I’ve made good batches and I’ve made bad batches, constantly in search of the perfect crispy-chewy texture and a salty-smokey flavor. Some batches would have the flavor while others would have the texture. I felt like I didn’t have control of anything and my life was in a tailspin — until my pal Brooks showed up with a batch of dough and an Ischia starter. WHAT THE HECK IS AN ISCHIA STARTER? That’s easy. Yeast is a fungus that floats through the air looking for a nice place to live and sometimes people build little yeast traps and put the little guys to work. The “nice place to live” can be a grape skin or apple peel and the trap is a cup half filled with a mixture of flour and water. Once the yeast start moving into their new watery-floury home, they get “put to work” on the fermentation plantation, where they feed on the natural sugars released by the reaction of water and flour and produce carbon dioxide and alcohol.
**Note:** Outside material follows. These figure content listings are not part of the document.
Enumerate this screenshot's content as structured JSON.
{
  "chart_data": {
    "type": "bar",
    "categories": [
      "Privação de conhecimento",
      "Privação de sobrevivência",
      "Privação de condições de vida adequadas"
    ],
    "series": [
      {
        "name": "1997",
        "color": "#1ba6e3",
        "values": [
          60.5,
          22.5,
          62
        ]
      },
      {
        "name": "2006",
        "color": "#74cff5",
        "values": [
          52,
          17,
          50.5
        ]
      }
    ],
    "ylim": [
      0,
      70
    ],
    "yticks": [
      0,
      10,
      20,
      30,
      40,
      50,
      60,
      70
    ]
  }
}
See those bubbles in the cup? Those are the product of yeast burps! Anyway, this bubbling goo is your “starter” and the particular one I am using came from an island off the coast of Naples called Ischia. Hence, ISCHIA STARTER. You can make a starter anywhere and name it as you wish. There’s an amazing step-by-step guide to starter cultivation on Slice. DO IT!

  

So what do these yeasty creeps have to do with pizza? Yeast is necessary for fermentation, which results in the gassy leavening of dough as well as flavor development thanks to bacteria and alcohol. It’s very easy to open a packet of yeast and pour it into your dough, but natural yeast forges an even closer bond between pizzaiolo and pizza. It also gives you a unique flavor that is often more developed than commercial yeast. You use this starter in the same way that you use a packet of yeast, but the measurements are not the same. I experimented with a recipe Brooks gave me and ended up making three batches of dough, each having a different amount of dry yeast. Here’s the winning recipe, which gave us a perfectly airy crust with rick flavor and a good dose of crunch.
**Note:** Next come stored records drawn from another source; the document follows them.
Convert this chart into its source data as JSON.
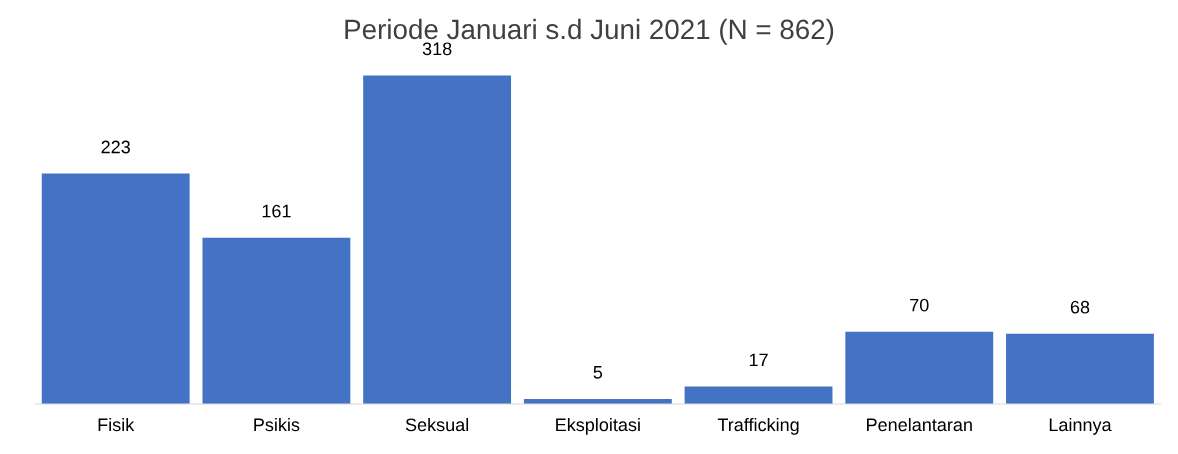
{
  "chart_data": {
    "type": "bar",
    "title": "Periode Januari s.d Juni 2021 (N = 862)",
    "categories": [
      "Fisik",
      "Psikis",
      "Seksual",
      "Eksploitasi",
      "Trafficking",
      "Penelantaran",
      "Lainnya"
    ],
    "values": [
      223,
      161,
      318,
      5,
      17,
      70,
      68
    ],
    "color": "#4472c4",
    "data_labels": true,
    "grid": false,
    "legend": false
  }
}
595 g flour (I used King Arthur All Purpose)
381 g water (I used cold tap water)
91 g Brooks’s Ischia starter
1.5 g dry yeast
12 g salt

Mix those and let it sit for 40 minutes so the flour can fully hydrate. Then knead the dough for about 4 minutes and let it rest for 5 minutes before one last kneading session of roughly 3 minutes. Separate into four balls and store in sealed containers (just like the first picture above) on the counter for about two hours, then refrigerate until you’re ready to bake.
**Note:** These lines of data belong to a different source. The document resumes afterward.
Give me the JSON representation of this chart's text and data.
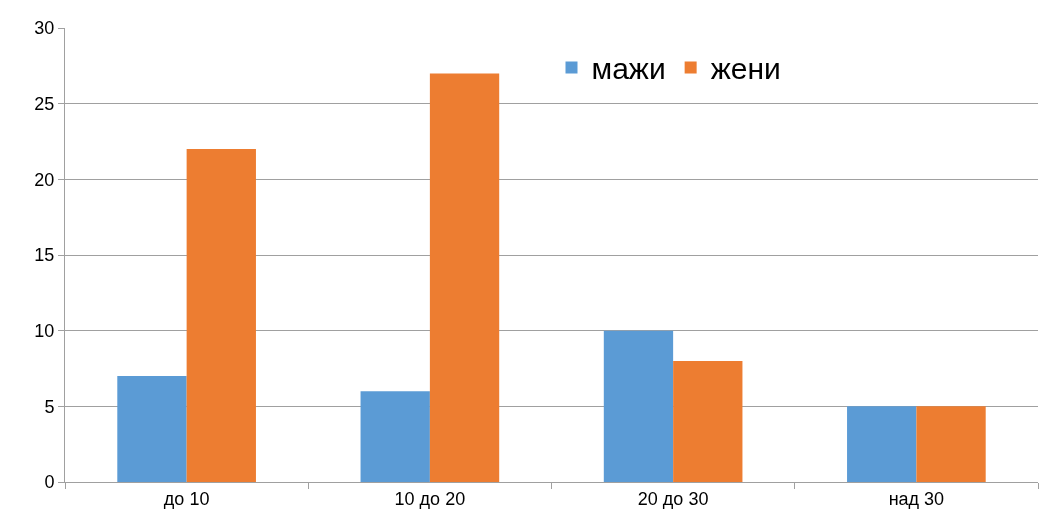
{
  "chart_data": {
    "type": "bar",
    "categories": [
      "до 10",
      "10 до 20",
      "20 до 30",
      "над 30"
    ],
    "series": [
      {
        "name": "мажи",
        "color": "#5b9bd5",
        "values": [
          7,
          6,
          10,
          5
        ]
      },
      {
        "name": "жени",
        "color": "#ed7d31",
        "values": [
          22,
          27,
          8,
          5
        ]
      }
    ],
    "ylim": [
      0,
      30
    ],
    "yticks": [
      0,
      5,
      10,
      15,
      20,
      25,
      30
    ],
    "grid": "y",
    "legend": "top"
  }
}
You can use the dough after letting it sit overnight, but I left mine for just over four full days (about 100 hours). I let it rise at room temperature for about 5 hours prior to baking and they were extremely soft and gooey. My pies didn’t come out all looking picture perfect, but the flavor and texture is by far the best I have ever made. Here are a few selections from last week’s pizza session. I just wish you could bite into your screen.